The idea for A Country Called Home was inspired by extensive travel throughout the US while on tour with my husband and seeing so many different cultural landscapes all in this one country. Additionally it was inspired by the loss of a parent and how that speeds up the growing-up process.
I felt this story brewing but didn’t find the time to really focus and write it down and so I went to a cabin in Lake Tahoe and locked myself in for a few days without phone or internet and wrote the synopsis. Then I collaborated on the script with Jim Beggarly, a great writer from New York and he really fleshed out a lot of the scenes and dialogue and we kept sending ideas back and forth. It was a great experience working with him. When we had a first draft I went to New York and we sat down together for three days and went through the script with a fine comb and after that I gave it to some people to read for the first time.
Did you always know you wanted to direct what you’d written?
I always knew that I wanted to direct this story. I consider myself a director first and a writer second I guess and while I am writing a new story at the moment I am also interested in the possibility of directing someone else’s material at some point.
Who are your biggest influences as a director?
There are so many different storytellers and directors that I admire for different reasons and the list is too long to cover here. I recently saw Lisa Cholodenko’s “Olive Kittridge” and loved it and thought it was an incredibly inspiring piece of filmmaking.
How did the production blog influence your process?
The blog didn’t really influence my process too much. It was just fun to know there’s some people out there who want to know what we’re up to.
How did social media/Kickstarter updates impact the production?
Kickstarter obviously impacted the production by allowing us to raise more money through crowdsourcing and therefore allowing us to really make this movie happen. The updates were honest updates about what we were doing and so I don’t know that they really impacted the production in any way. We just let the generous backers know what we were doing.
The cast is filled with strong females.
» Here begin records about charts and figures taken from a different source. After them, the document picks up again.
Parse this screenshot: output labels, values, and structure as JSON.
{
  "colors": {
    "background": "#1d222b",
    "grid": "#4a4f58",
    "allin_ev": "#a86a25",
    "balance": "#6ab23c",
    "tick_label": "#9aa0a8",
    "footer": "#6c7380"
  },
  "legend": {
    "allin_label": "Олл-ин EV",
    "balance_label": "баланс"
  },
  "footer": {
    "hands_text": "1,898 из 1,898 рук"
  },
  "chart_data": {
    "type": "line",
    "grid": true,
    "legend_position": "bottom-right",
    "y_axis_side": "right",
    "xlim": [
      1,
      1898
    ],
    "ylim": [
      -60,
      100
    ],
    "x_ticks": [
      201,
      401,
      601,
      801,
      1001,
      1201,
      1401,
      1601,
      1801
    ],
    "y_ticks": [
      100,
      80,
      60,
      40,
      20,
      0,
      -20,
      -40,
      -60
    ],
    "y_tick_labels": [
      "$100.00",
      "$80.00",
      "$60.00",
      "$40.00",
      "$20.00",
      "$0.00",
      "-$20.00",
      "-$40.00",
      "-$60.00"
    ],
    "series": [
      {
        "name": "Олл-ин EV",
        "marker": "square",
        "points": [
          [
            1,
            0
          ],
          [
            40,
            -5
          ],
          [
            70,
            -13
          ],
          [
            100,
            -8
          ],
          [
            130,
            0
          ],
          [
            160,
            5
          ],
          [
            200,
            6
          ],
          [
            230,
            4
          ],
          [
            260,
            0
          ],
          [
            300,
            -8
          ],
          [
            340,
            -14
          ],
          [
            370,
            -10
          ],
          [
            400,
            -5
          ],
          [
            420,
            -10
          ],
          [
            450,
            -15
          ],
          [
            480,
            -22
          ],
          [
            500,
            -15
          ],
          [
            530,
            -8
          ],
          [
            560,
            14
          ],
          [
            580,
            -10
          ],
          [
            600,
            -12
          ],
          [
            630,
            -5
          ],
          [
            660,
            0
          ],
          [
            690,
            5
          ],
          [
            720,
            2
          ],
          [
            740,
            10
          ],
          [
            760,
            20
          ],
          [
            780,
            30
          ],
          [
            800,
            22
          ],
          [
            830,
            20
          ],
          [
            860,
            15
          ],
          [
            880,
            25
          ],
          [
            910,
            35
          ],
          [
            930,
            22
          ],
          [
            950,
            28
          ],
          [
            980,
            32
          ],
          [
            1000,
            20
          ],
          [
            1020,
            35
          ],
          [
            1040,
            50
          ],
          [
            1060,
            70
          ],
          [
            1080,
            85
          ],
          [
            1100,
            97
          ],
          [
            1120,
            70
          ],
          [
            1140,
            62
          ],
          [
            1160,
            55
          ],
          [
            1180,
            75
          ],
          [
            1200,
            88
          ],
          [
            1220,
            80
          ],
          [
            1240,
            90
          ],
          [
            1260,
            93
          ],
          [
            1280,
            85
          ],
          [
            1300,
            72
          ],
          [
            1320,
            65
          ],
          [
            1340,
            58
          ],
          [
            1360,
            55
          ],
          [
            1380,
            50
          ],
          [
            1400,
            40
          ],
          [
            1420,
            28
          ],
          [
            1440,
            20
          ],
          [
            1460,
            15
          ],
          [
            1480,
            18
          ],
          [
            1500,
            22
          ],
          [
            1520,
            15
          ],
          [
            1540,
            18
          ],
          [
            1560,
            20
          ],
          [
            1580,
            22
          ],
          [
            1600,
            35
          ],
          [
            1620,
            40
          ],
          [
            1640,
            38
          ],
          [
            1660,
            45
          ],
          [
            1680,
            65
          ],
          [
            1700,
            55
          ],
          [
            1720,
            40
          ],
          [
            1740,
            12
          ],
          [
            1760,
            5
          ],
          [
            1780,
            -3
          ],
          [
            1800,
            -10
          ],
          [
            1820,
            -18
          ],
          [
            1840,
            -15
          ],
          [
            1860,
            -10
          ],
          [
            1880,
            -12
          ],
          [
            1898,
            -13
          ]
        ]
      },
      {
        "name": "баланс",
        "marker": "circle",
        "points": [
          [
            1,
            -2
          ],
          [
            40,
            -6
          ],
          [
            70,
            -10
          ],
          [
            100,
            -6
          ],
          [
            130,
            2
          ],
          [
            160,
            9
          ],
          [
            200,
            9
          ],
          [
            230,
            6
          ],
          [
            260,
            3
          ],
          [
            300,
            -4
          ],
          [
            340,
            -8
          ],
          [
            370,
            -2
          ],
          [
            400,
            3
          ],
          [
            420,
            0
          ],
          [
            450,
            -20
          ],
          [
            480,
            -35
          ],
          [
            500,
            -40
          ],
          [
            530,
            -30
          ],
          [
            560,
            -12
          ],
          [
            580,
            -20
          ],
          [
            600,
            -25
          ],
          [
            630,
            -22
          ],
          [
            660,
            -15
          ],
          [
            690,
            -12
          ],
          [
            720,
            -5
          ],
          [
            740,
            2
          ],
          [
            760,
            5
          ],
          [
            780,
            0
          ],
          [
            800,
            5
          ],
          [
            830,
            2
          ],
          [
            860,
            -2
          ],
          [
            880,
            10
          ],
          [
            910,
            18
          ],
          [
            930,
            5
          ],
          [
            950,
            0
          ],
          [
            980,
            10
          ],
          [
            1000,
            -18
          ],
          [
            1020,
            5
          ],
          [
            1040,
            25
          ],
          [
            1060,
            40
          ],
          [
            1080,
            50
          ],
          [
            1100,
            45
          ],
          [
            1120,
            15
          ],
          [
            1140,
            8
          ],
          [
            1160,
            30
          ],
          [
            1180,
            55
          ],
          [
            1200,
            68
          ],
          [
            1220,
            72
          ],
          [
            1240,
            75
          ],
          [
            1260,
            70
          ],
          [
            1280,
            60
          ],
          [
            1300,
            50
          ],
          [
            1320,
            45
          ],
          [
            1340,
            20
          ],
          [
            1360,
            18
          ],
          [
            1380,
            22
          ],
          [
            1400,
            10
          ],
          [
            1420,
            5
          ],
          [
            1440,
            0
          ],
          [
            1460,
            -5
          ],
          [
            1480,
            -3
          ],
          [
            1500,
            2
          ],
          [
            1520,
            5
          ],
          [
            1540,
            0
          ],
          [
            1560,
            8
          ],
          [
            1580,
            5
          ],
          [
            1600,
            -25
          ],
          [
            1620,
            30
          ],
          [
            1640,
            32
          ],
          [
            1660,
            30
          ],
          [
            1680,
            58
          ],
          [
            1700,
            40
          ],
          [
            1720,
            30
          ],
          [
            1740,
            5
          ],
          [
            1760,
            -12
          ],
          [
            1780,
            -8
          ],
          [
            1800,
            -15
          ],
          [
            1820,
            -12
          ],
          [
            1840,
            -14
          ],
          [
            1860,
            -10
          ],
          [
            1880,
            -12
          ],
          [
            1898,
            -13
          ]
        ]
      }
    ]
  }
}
Is that something you set out to do?
It’s not something I consciously set out to do, it’s just the story that came out and that I felt compelled to tell. I do however believe that it’s very important for more real female stories to be told and I feel lucky to have worked with such strong and powerful female actors.
Did you shoot with film or digital? Do you have preference for either?
We shot digital on the Arri Alexa. I used to shoot on film a lot and while I love film it was not really a sensible choice for our budget and I really liked working with the Alexa and I like the visual look that we were able to achieve.
How were you influenced by the fact that many independent films are now being viewed at home rather than in theaters?
I obviously knew throughout the whole process that most people would see this film on a TV screen and so it probably influenced me in some way but our cinematographer, Charlie Wuppermann, and I worked on the style and feel we wanted to achieve for a long time and we were not strongly influenced by fitting it into any certain size or format but rather by serving the story the best we could.
I love the editing process as there are so many things you can questions or rethink. Shooting the film is like trying to get the best ingredients possible and editing is putting them together to make the best out of what you have. We did cut a couple of scenes, simply because it became clear that the story worked without them. Luckily I am not that attached to my own writing or the stuff we filmed so it was not too hard to make the choices of cutting some things out. But overall we didn’t leave to much on the editing floor and the story stayed pretty true to the script.
Do you any other scripts in the works? What’s up next for you?
I am currently working on a new story that I’ve started writing and I am looking forward to developing it into a screenplay. And I am open and looking forward to anything else that might come my way.